Before I start I would like to make it clear that I’m not blaming anyone for the actions below; rather I am criticizing the vision of Harrison Hot Springs that is held collectively by its residents.

As Harrison has “progressed” I have come to notice the elimination/cutback on trees and native species in the village. Just last week the village had decided yet again to prune the trees on the corner of Miami River Drive. It seems over the last few years that Harrison Hot Springs has slowly but consistently been cutting back or removing the trees in the village merely for an aesthetic look that caters to a gardener’s vision. The ecological function of these microhabitats are suffering due to the aesthetically purposed pruning and removing of these trees. This year alone we lost a large cottonwood and 3 dead conifers in Spring Park, multiple deciduous trees on the Miami River Trail, a large deciduous at the Elementary School, a healthy fir and Cottonwood in the RV lot and a nice birch growing out of a large stump along the road to the yacht club; and if I was to count back 10 years we’d have lost a lot more.

I just don’t seem to understand as to why this pruning and cutting has become necessary, the likelihood of a live tree or branch affecting an individual’s safety is very low, and if that’s the main concern there’s other ways to deal with it. Trees and shrub species are not a choice, they are a long-term necessity. They provide functional ecosystems through species interactions, micro- and macroclimate control through transpiration and shading, soil stabilization through root systems, succession due to natural forest life-cycle, flood mitigation through water uptake and key functions like carbon sequestration and triggering of human emotions through biophilia. Aesthetic pruning has the ability to stunt and reverse succession and opens up areas for invasive species to exploit; it also has massive impacts that aren’t really noticed until a couple years down the road.

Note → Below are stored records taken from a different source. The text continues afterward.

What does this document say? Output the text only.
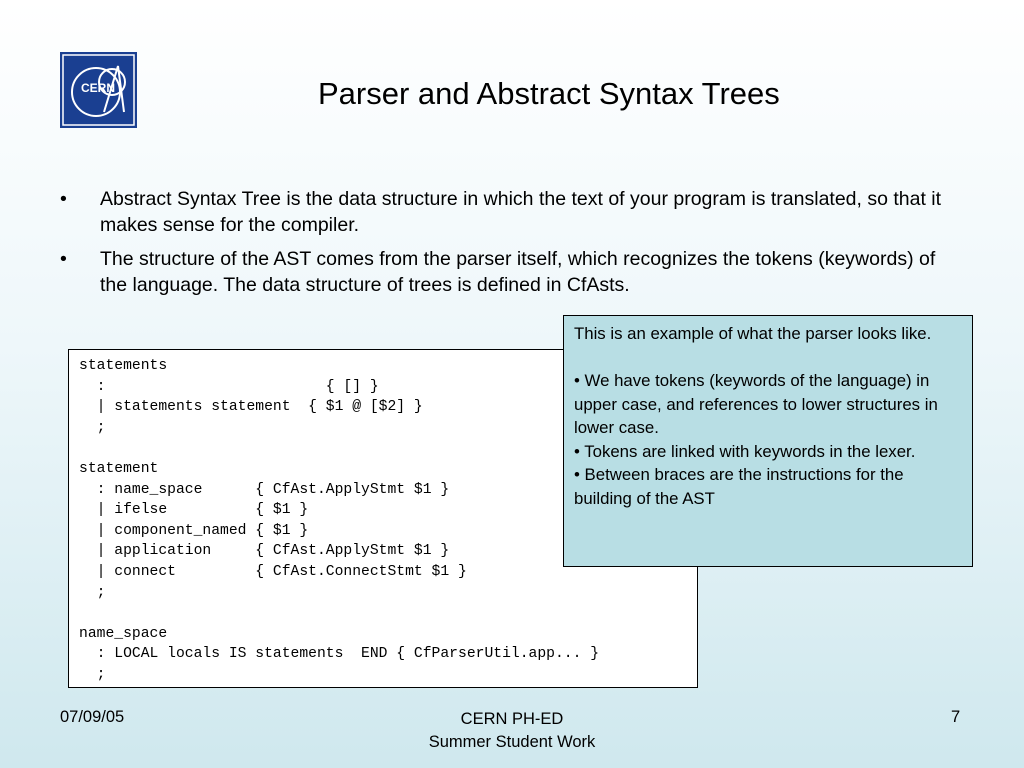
CERN	Parser and Abstract Syntax Trees
• Abstract Syntax Tree is the data structure in which the text of your program is translated, so that it makes sense for the compiler.
• The structure of the AST comes from the parser itself, which recognizes the tokens (keywords) of the language. The data structure of trees is defined in CfAsts.
statements
:                         { [] }
| statements statement  { $1 @ [$2] }
;

statement
: name_space      { CfAst.ApplyStmt $1 }
| ifelse          { $1 }
| component_named { $1 }
| application     { CfAst.ApplyStmt $1 }
| connect         { CfAst.ConnectStmt $1 }
;

name_space
: LOCAL locals IS statements  END { CfParserUtil.app... }
;

This is an example of what the parser looks like.

• We have tokens (keywords of the language) in upper case, and references to lower structures in lower case.

• Tokens are linked with keywords in the lexer.

• Between braces are the instructions for the building of the AST

07/09/05	CERN PH-ED
Summer Student Work
7
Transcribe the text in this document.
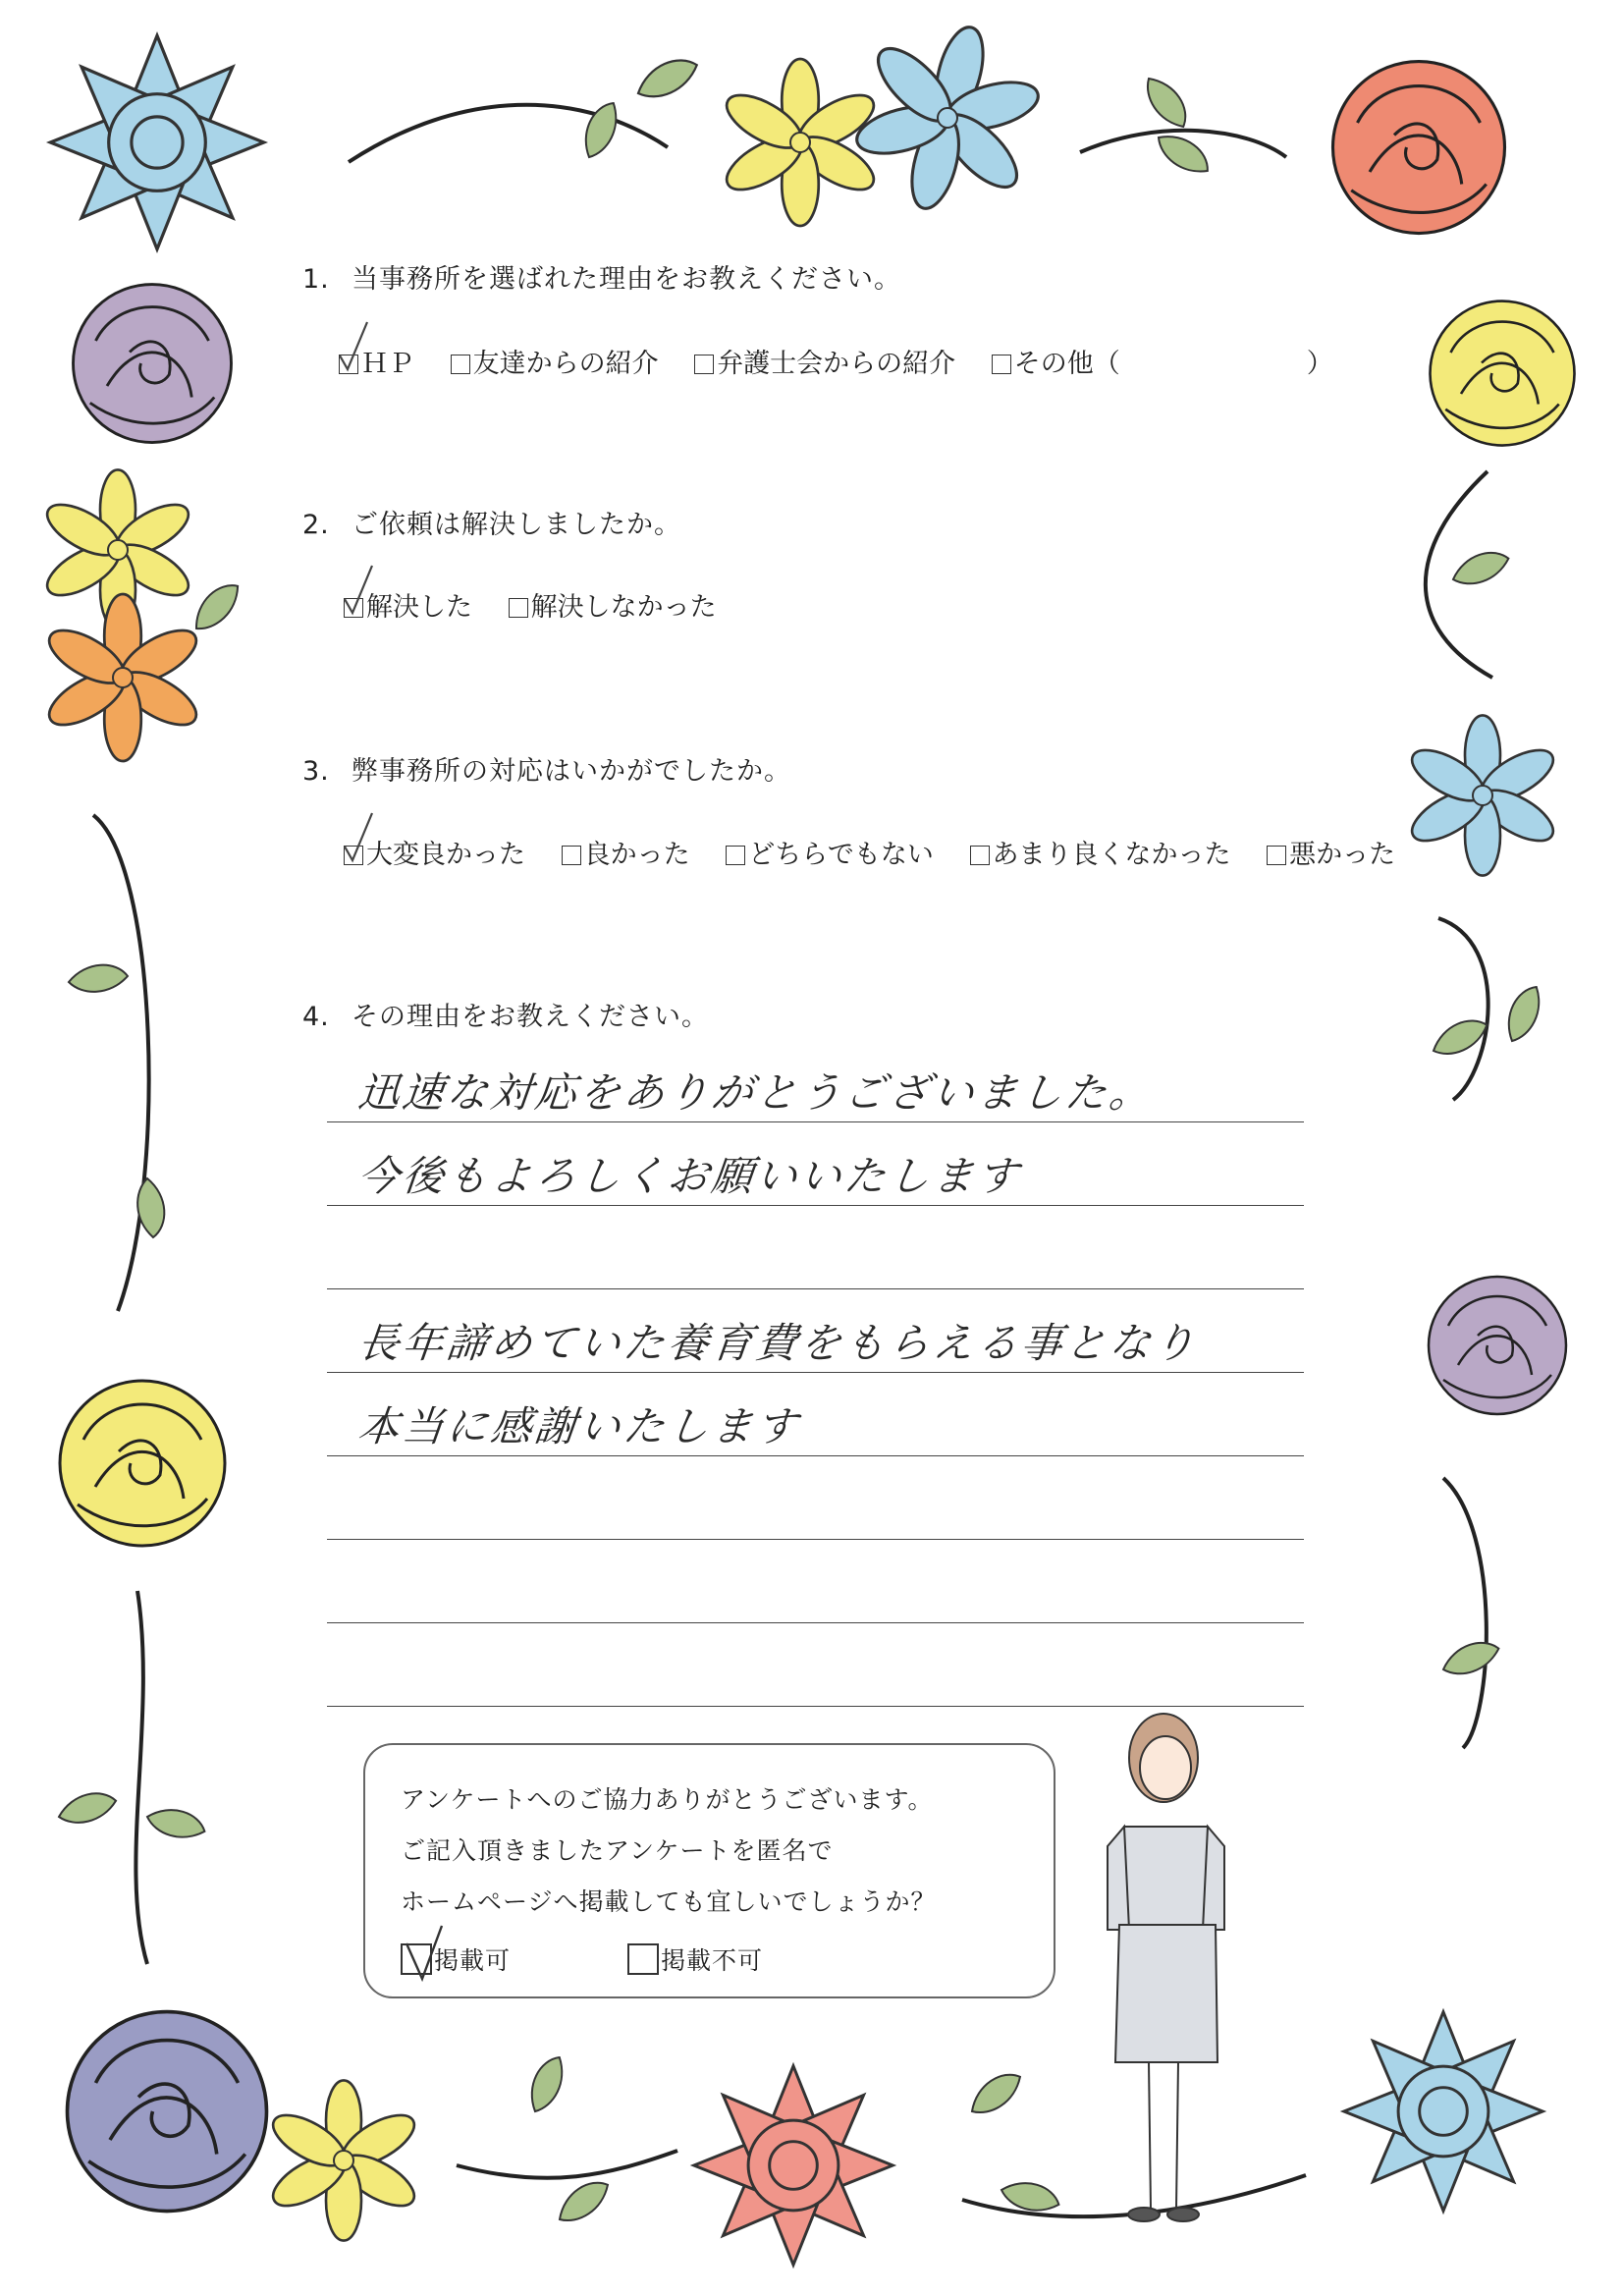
1. 当事務所を選ばれた理由をお教えください。
ＨＰ 友達からの紹介 弁護士会からの紹介 その他（	）
2. ご依頼は解決しましたか。
解決した 解決しなかった
3. 弊事務所の対応はいかがでしたか。
大変良かった 良かった どちらでもない あまり良くなかった 悪かった
4. その理由をお教えください。
迅速な対応をありがとうございました。
今後もよろしくお願いいたします
長年諦めていた養育費をもらえる事となり
本当に感謝いたします
アンケートへのご協力ありがとうございます。
ご記入頂きましたアンケートを匿名で
ホームページへ掲載しても宜しいでしょうか？
掲載可	掲載不可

It just seems that these decisions have become an opinion-based requirement instead of an educated decision and its having a poor effect on our community. Don’t get me wrong, I fully support the removal of long dead branches for safety purposes, but leave them where they lie, it’s needed for ecosystem survival and it’s a natural fertilizer. If you’re bored and you feel like something needs to be removed, get rid of the invasive’s, because at this rate, 70 years will go past and Harrison Hot Springs won’t be anything else but Knotweed, Blackberry and Ivy and we’ll all be starving for oxygen.